GAA Football

Tyrone secretary fears potential 'play to lose' approach in Super Eights

Tyrone cruised past Armagh in this year's All-Ireland quarter-finals but Red Hand secretary Dominic McCaughey fears more 'dead rubbers' next year. Pic Seamus Loughran
Francis Mooney

THE new 'Super Eight' format for the All-Ireland SFC could lead to situations where teams may play to lose, a leading administrator has claimed.

Tyrone county secretary Dominic McCaughey says he fears that in the latter stages of the round robin series, there is a danger that some counties could play for a 'desired outcome' in order to secure a preferred All-Ireland semi-final opponent.
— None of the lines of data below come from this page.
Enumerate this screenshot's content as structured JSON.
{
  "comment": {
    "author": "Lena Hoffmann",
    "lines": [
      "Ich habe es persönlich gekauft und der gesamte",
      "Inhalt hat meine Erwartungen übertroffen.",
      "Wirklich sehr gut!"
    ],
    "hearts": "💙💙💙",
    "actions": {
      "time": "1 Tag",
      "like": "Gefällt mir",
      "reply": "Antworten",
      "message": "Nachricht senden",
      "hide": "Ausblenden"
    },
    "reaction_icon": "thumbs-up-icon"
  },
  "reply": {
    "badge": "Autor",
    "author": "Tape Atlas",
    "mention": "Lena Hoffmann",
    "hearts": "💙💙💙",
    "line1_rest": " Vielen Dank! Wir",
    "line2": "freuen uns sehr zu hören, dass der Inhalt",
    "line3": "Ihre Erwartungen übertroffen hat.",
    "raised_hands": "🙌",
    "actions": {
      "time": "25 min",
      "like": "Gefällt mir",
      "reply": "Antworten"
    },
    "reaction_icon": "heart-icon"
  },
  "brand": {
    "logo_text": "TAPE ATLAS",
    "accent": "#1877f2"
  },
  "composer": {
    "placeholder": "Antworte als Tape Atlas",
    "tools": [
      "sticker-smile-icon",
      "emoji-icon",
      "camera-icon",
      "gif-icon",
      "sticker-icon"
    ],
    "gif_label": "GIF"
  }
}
McCaughey also calls for the introduction of at least two tiers in the inter-county football championship in order to create a more level playing field and provide meaningful fixtures for weaker counties.

In his report to next week's Tyrone county convention, McCaughey says: "Part of the reasoning for this so-called 'super eight' stage is to ensure that more high-quality games of football at the height of the season will take place.

"Unfortunately this cannot be ensured – there may be some high-quality games, but there is a greater chance that there will be nothing at stake in the final games within each group, and there is a possibility that some teams may decide to play for a desired outcome, which would potentially lead to a preferred semi-final fixture.

"Although all of these changes are being introduced for an experimentation period of three years it will be vitally important that the situation is monitored thoroughly at the end of each year, so that any necessary amendments can be introduced in advance of the following season."

McCaughey suggests that the introduction of tiered championships at inter-county level would create a more level playing field and provide more meaningful fixtures for those counties which don't tend to reach the latter stages of the All-Ireland SFC.

"The only way in which there can be an increase in the number of high-quality inter-county football championship games is by introducing grading, as is done for clubs in every county, and as is done in inter-county adult hurling," he argues.

"The Association should introduce at least two grades of football championship in which county teams would be competing against those of similar standards; this system works perfectly in the four divisions of the national leagues where well-matched teams achieve appropriate results. In the hurling championship each county is accommodated at a level where it can aspire to success, whether it be attempting to win the Lory Meagher Cup or the Liam McCarthy Cup.

"If this system is successful in hurling why can it not be contemplated for football; it could readily be established and could co-exist with a Provincial championship."

The Tyrone secretary also has concerns over possible impacts on the club fixtures programme of extra games in the inter-county Minor Championship and the scheduling of the U21 Championship.

"With the introduction of a 'back door' at minor football championship level in Ulster and the shifting of the U20 football championship into the summer months there could well be difficulties in drafting a proper club fixtures' programme.

"The change in youth competition age levels to U17 and U20 will create some difficulties with fixture planning, initially, and possibly more longer-term. It may take a few years to establish the optimum time of year to play these competitions and whether they should be linked to other adult competitions."

The 'Super Eight' groupings in year one (2018) will be as follows:

• Group 1 – Munster provincial winner, Connacht provincial winner, Ulster runner-up or team that defeats them in round 4 of the qualifiers, Leinster runner-up or team that defeats them in round 4.

• Group 2 – Ulster provincial winner, Leinster provincial winner, Munster runner-up or team that defeats them in round 4 for the qualifiers, Connacht runner-up or team that defeats them in round 4.